4. SFP28 is designed for 25G performance per the IEEE 802.3by standard and uses a single lane, rather than four, to support 25Gb/s. As the third generation of the SFP interconnect, SFP28 has the same form factor and appearance as SFP+, plus is mating compatible and backwards compatible to 10G. Besides increased bandwidth, SFP28 offers better impedance control and less crosstalk than its predecessor. Because of this, and its energy efficiency, SFP28 is a popular choice in data center networks upgrading from 10G.

5. QSFP28 supports fibre channel in 4 separate lanes like QSFP+, yet each single fiber per mode is 25 Gb/s (potentially up to 40 Gb/s) for use in 100G Ethernet networks, 32G Fiber Channel and EDR InfiniBand as interconnections between racks, switches, data centers, campus networks, or long-distance telecom. A QSFP28 module can break out fibre channel into 4x 25G or 4x 10G lanes, depending on the transceiver used, so while QSFP+ can be used on a QSFP28 port at a lower 40G speed, QSFP28 modules cannot be used on QSFP+ ports.

As a leader in industrial networking, Antaira eliminates much of the guesswork of utilizing SFP modules and transceivers to optimize your networks.
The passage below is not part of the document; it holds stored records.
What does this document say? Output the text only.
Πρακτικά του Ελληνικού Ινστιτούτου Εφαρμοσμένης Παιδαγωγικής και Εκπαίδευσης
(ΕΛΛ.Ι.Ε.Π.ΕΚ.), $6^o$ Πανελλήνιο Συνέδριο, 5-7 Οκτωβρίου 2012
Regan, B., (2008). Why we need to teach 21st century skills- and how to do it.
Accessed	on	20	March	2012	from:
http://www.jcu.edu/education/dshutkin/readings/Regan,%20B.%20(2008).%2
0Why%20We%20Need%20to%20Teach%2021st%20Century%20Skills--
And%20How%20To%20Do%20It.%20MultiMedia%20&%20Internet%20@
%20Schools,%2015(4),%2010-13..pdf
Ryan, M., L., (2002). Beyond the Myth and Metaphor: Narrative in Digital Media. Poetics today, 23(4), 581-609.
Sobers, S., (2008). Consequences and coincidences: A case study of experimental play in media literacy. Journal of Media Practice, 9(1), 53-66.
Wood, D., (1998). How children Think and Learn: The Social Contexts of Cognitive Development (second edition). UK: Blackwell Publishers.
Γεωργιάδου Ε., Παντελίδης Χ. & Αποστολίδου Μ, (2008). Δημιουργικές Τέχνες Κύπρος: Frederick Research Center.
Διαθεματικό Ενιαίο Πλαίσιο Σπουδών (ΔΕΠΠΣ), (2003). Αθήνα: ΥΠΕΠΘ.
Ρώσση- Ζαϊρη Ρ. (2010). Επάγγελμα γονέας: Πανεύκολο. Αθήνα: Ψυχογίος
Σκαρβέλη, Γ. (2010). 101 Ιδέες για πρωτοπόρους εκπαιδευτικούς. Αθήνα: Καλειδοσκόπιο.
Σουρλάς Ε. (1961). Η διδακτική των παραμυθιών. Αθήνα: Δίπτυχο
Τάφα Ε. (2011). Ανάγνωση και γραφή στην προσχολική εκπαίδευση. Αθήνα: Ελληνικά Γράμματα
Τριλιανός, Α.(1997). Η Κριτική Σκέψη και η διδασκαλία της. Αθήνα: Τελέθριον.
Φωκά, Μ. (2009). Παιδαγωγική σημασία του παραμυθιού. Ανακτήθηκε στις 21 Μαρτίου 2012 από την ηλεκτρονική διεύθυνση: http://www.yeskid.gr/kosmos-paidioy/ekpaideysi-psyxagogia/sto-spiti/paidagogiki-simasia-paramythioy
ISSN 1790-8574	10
Antaira's managed and unmanaged SFP module-enabled network switches, combined with its SFP modules and cables, give you a competitive edge while ensuring reliable performance in adverse industrial and environmental conditions. For instance, our XFP module line of 10G optical transceivers is fully compliant with 802.3ae standards, making them ideal for SONET OC-192, SDH STM-64, 10 Gbit/s Optical Transport Network (OTN) OTU-2, and parallel optics links.

Also, Antaira gives you the choice of 46 different SFP modules and various types of SFP+ transceivers to match your precise network requirements, with many Antaira models compatible with HP, Cisco, Dell, Brocade, Juniper and of course, Antaira’s own award-winning line of industrial Ethernet switches.